Earpick is generally defined to be a thin rod-like tool specially used to pick inside the ears where human fingers cannot reach. The first earpick in Japan originates from ornamental hairpins. A person named Tonan Takahashi invented it by flattening the end of these hairpins during the Edo period. There remain many antique hairpins which also serve as earpicks, and thus, functional and decorative. During this period, there existed jobs specializing in picking ears using earpicks that were called “Mimiaka-tori” and such professionals also existed in India. Wooden earpicks were excavated from the remains of Prince Nagaya’s mansion, which was built at the beginning of the Nara period, yet many suggest that it was possibly used as a stop peg and not an earpick. In fact, it is very difficult to trace back the origins of modern earpicks as there exist few studies related to this tool, and since wooden earpicks are most likely destroyed before they are excavated.

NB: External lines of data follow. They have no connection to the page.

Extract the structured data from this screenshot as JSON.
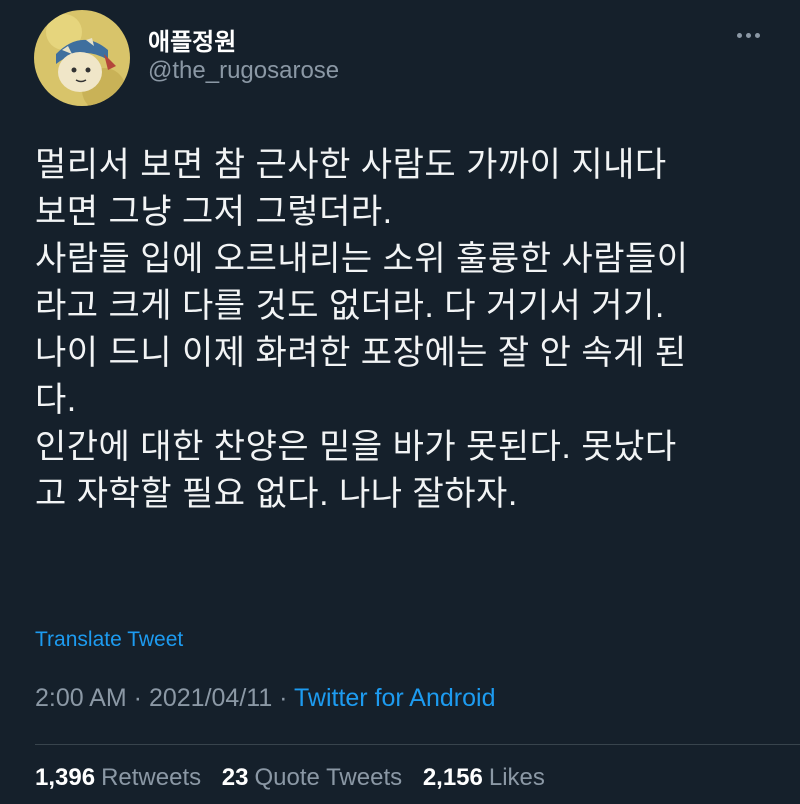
{
  "user": {
    "display_name": "애플정원",
    "handle": "@the_rugosarose",
    "avatar_icon": "avatar-image"
  },
  "menu": {
    "more_icon": "more-horizontal-icon"
  },
  "tweet": {
    "lines": [
      "멀리서 보면 참 근사한 사람도 가까이 지내다",
      "보면 그냥 그저 그렇더라.",
      "사람들 입에 오르내리는 소위 훌륭한 사람들이",
      "라고 크게 다를 것도 없더라. 다 거기서 거기.",
      "나이 드니 이제 화려한 포장에는 잘 안 속게 된",
      "다.",
      "인간에 대한 찬양은 믿을 바가 못된다. 못났다",
      "고 자학할 필요 없다. 나나 잘하자."
    ],
    "translate_label": "Translate Tweet",
    "time": "2:00 AM",
    "separator": " · ",
    "date": "2021/04/11",
    "source": "Twitter for Android"
  },
  "stats": {
    "retweets_count": "1,396",
    "retweets_label": "Retweets",
    "quotes_count": "23",
    "quotes_label": "Quote Tweets",
    "likes_count": "2,156",
    "likes_label": "Likes"
  },
  "colors": {
    "background": "#15202b",
    "text": "#ffffff",
    "secondary": "#8b98a5",
    "link": "#1d9bf0"
  }
}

Such a mysterious tool is still cherished by many people, including Japanese, as almost all households in Japan have at least one earpick in their house. Today, there are more than 180 earpicks in the market that vary in form, design, and material according to the production center. Though most are made out of wood or bamboo, there also exist earpicks made of paper, plastic, and rubber. There are also metallic earpicks that are not only used as daily necessities but also as ornaments, as many were sold as antiques in the market in Europe during the 18th century. The Silver Earpick produced at Miyamoto Shoko, the first silverware specialty shop in Japan that was founded in 1880, not only is fine and graceful, fully expressing the beauty of manual work, but it also is strong and antibacterial in quality. The end is designed to be round as to provide maximum comfort to users, and since silver is soft and highly heat-conductive, it is truly gentle on human skin and does not cool down as easily as many metals do. They are truly masterpieces that represent Japanese craftsmanship conveying the mysterious yet attractive tool to its fullest extent.